These two routinely point in very different directions.
Ohio Gov. John Kasich (R) spoke at the Republican National Convention a couple of weeks ago, and like most speakers, didn't have much to say about the man his party was nominating for president. In his 1,300-word speech, Kasich said, "Mitt Romney has a history of being a great job creator," and those 11 words were quite literally his only praise for the nominee.
In fact, it's easy to get the impression that the Ohio governor doesn't much care whether Romney wins or loses.
Kasich, meanwhile, said almost nothing positive about Romney in our conversations, other than to say his life would be better with a president who would get the federal government out of his way. "He says he's got a 53-point plan or whatever, I don't know," was Kasich's rousing endorsement of the Romney agenda.

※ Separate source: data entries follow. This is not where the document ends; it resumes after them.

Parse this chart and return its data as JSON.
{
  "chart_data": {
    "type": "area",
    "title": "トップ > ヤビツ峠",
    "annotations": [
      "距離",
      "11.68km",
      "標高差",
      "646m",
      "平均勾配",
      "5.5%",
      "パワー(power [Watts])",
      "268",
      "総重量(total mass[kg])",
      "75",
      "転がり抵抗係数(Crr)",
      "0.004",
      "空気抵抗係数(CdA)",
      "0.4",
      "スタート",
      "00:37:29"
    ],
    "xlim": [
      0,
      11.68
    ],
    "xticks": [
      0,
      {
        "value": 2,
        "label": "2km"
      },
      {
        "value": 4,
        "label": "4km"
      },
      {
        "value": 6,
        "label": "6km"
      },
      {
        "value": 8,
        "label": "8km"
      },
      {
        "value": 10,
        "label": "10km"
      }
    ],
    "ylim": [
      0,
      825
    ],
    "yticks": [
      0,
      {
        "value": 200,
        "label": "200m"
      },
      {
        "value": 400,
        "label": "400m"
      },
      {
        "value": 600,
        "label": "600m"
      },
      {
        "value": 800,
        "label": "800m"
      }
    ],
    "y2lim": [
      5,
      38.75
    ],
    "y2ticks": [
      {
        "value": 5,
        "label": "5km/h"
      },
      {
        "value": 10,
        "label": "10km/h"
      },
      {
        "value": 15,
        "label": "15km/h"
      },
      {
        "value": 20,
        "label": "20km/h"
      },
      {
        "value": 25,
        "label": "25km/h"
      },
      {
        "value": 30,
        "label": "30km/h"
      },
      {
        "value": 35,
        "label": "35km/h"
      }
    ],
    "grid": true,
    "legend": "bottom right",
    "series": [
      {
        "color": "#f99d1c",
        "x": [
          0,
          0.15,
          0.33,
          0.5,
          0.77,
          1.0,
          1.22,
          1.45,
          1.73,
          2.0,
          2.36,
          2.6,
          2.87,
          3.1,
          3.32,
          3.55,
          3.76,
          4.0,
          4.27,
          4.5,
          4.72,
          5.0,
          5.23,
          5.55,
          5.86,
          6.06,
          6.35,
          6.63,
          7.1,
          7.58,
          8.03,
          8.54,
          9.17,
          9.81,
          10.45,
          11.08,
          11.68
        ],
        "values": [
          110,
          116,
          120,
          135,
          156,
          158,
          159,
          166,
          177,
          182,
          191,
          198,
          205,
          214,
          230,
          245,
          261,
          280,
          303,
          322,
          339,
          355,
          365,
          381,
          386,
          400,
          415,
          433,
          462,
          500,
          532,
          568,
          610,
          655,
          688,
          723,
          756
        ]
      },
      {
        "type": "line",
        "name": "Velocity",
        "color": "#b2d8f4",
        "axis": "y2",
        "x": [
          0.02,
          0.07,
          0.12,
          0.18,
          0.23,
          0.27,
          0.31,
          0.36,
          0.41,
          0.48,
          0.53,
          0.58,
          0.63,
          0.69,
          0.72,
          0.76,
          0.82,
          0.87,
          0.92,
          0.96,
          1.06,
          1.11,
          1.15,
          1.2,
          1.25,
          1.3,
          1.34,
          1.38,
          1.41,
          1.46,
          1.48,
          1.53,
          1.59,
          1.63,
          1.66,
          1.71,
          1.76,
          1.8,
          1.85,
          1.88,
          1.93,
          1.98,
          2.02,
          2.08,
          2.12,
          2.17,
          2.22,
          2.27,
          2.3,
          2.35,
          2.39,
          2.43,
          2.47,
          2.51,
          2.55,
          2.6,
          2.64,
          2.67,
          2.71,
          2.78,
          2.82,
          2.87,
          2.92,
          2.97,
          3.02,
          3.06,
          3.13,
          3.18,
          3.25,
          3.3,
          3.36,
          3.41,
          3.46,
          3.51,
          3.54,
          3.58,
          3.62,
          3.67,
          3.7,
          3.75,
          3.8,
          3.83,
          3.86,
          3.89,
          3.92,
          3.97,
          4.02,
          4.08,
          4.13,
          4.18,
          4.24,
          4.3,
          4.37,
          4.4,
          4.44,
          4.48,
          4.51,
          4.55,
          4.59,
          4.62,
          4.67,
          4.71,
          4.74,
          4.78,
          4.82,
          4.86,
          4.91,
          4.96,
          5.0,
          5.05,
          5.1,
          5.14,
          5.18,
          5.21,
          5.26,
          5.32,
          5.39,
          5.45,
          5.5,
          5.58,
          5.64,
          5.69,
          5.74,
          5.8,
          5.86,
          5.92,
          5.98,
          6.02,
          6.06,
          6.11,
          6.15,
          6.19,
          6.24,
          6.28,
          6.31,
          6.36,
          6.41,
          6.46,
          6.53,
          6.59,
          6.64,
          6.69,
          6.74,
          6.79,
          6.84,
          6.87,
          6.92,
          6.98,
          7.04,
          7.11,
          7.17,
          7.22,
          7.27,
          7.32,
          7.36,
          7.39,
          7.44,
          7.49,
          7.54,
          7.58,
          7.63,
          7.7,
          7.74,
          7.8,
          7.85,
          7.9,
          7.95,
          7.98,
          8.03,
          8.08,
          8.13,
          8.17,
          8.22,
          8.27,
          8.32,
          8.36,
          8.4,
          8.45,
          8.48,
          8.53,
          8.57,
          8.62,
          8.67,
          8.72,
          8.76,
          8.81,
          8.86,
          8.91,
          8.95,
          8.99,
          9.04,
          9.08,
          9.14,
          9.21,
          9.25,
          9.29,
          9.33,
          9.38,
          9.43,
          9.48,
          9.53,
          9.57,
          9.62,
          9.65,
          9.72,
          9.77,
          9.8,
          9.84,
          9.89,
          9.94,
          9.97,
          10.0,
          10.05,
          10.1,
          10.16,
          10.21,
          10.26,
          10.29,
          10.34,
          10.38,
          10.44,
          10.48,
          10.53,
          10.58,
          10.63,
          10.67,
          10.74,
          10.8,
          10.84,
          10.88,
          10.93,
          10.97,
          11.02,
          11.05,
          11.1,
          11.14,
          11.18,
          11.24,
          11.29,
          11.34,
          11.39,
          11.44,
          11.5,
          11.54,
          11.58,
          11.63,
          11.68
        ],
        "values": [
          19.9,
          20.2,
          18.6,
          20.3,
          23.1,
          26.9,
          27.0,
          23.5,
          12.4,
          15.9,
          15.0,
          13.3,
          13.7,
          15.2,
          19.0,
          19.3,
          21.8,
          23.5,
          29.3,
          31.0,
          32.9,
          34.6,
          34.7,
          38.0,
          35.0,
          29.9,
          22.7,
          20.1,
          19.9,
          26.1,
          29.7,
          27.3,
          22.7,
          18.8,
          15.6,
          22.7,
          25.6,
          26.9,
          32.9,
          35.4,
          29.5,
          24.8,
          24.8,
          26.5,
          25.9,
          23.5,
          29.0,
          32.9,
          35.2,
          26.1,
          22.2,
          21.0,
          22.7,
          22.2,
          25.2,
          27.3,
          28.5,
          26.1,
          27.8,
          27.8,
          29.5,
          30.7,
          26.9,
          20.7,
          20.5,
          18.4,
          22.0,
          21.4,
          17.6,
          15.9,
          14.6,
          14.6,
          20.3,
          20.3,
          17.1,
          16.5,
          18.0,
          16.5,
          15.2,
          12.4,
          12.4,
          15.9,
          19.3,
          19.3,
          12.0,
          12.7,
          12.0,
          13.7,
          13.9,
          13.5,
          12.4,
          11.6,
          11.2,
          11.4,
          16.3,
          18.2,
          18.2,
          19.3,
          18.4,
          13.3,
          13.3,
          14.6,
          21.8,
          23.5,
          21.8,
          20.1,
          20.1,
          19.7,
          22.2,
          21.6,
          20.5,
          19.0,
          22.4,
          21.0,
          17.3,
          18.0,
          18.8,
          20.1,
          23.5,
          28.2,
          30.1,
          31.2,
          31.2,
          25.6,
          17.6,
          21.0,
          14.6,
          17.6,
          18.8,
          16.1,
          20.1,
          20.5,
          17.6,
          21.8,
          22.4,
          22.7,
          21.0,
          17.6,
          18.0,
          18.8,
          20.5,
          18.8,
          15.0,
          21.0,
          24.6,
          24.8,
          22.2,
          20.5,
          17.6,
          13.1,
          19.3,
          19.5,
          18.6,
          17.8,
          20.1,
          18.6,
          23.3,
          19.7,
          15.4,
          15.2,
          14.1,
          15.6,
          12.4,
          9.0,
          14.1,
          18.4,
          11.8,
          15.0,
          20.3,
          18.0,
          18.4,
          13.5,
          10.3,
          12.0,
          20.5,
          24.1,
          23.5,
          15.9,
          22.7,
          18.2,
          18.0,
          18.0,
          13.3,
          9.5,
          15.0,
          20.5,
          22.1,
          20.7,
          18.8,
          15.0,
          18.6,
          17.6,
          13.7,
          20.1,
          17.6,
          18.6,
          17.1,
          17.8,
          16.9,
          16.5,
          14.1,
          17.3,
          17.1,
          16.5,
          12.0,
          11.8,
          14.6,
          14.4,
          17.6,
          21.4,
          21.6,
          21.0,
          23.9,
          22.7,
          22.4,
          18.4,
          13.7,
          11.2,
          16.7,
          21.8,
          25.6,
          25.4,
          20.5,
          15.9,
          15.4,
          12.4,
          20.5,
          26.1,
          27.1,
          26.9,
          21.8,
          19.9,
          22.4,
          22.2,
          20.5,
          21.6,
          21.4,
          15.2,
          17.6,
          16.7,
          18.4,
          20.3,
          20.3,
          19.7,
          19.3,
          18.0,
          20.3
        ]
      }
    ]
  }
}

We've been reporting in recent months on the disconnect between Romney's message and that of the swing-state Republican governors -- they want their constituents to be optimistic about the economy; Romney doesn't -- and perhaps no state chief executive has been as off-message as Kasich, who has no use for the national campaign's talking points whatsoever.
But in the bigger picture, if the Republican governor of Ohio -- a former Fox News analyst, no less -- has absolutely no idea what Romney's economic message is, and doesn't seem to care whether the candidate wins or loses, it doesn't speak well of the GOP nominee's chances in the Buckeye State.